ChangeLog (of major changes)
7/17/2015
- @nueh fix for Python 2.5 (which you might be stuck with on a NAS for example).
- bug fixes (ignore hidden files, ignore dates with only time but no date)
5/9/2015
- Windows compatibility fix (thanks PaulRobson)
- added setup script (thanks josephholsten)
- ignore GPS time stamps (thanks egallen for finding error)
- fix for non-ascii file names (thanks maxsl for finding error)
11/28/2014
Another complete rewrite. The script retains the powerful metadata reading capabilities of ExifTool but now uses its own file processing as it did before for more flexibility. Specifying what tags to look for required some guesswork, so this version automates this by looking through tags for the oldest date. Restrictions can be set on what groups/tags to search across. Some flags have changed. See rest of README.
Main Changes
- better automatic tag searching. Now automatically finds tags with date information and looks for the oldest. Lots of options for what groups/tags to restrict search to
- duplicates can now be automatically removed (only if name is exactly the same and a file hash is exactly the same).
--day-begins
feature is added back in- much more information is reported during processing
11/15/2014
The version is a complete overhaul of the past script. It now makes use of the excellent ExifTool by Phil Harvey, which amongst other things gives us the ability to read EXIF or other metadata for a wide range of file types. Before we were limited primarily to jpg and a few other image types, but now most video formats are included as well as a wide range of RAW file types. ExifTool also provides a lot of the file moving functionality that was previously contained in this tool so sortphotos.py is much simpler and has a few new capabilities. There are a few features that were in sortphotos.py that have been left out in this new version. Because we are taking advantage of implementation features in ExifTool to handle the file management, we gained some capabilities but also lost some. Missing features are detailed below and may be re-added in the future. The usage of the script, while very similar to how it was before, is not perfectly backwards compatible. If one of the critical features for you is missing then you shouldn't update at this time. If you are using sortphotos.py in other automated scripts then you should update those to conform to the new usage.
Main changes
- EXIF data can be extracted for a huge number of file types, including videos
- automatic file renaming is supported
- the source directory can now be searched non-recursively, and that is in fact the default now
- by default the script moves rather than copies (behavior was reversed before)

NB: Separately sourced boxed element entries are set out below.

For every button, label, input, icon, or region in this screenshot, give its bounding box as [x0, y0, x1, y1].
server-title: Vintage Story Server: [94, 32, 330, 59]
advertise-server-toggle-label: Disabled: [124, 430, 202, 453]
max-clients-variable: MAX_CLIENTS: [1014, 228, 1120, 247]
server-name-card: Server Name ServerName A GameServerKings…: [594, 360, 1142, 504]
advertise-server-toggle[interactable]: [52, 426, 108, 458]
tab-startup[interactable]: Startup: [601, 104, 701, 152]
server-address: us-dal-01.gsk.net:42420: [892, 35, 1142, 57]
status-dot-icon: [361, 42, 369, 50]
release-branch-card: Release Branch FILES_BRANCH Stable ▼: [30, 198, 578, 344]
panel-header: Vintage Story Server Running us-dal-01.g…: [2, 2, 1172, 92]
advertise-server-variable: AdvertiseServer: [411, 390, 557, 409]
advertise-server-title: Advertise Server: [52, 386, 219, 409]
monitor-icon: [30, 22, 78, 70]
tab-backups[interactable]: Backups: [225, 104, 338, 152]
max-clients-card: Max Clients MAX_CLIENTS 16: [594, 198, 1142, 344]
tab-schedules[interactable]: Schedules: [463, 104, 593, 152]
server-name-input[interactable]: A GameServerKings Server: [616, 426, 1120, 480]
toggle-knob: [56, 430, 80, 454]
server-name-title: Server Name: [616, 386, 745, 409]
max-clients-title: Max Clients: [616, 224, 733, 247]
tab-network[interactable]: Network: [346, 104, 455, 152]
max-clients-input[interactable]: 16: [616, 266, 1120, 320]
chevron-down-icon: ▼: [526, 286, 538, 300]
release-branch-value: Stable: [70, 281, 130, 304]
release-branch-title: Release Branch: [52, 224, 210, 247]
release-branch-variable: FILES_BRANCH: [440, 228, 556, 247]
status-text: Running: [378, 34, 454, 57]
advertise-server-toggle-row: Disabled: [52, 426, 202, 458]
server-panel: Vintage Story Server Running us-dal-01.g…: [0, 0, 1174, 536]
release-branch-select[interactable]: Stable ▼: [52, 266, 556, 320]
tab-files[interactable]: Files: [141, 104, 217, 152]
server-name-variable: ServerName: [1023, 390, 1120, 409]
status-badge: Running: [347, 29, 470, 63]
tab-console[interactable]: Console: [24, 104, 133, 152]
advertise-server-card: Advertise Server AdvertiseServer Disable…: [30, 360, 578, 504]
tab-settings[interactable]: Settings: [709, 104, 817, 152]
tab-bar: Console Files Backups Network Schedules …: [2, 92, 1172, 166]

- more descriptive information is given on where the files are going
- a test option allows you to simulate what will happen when you run the script without actually moving/copying any files
Previous features that were in sortphotos.py but have not yet been reincorporated into the new version
- Duplicates are not automatically removed. Before if two files were exactly the same (through a hash) one would be removed. The new version does not remove any files. If two files have the same name it will not overwrite but will append a number at the end.
- the --day-begins feature is not included. Before you could specify an hour that you wanted the day to start so you could group early morning photos with the previous day, but because of the way things are currently implemented this was not straightforward to add back in.
License
Copyright (c) 2013, S. Andrew Ning. All rights reserved.
All code is licensed under The MIT License.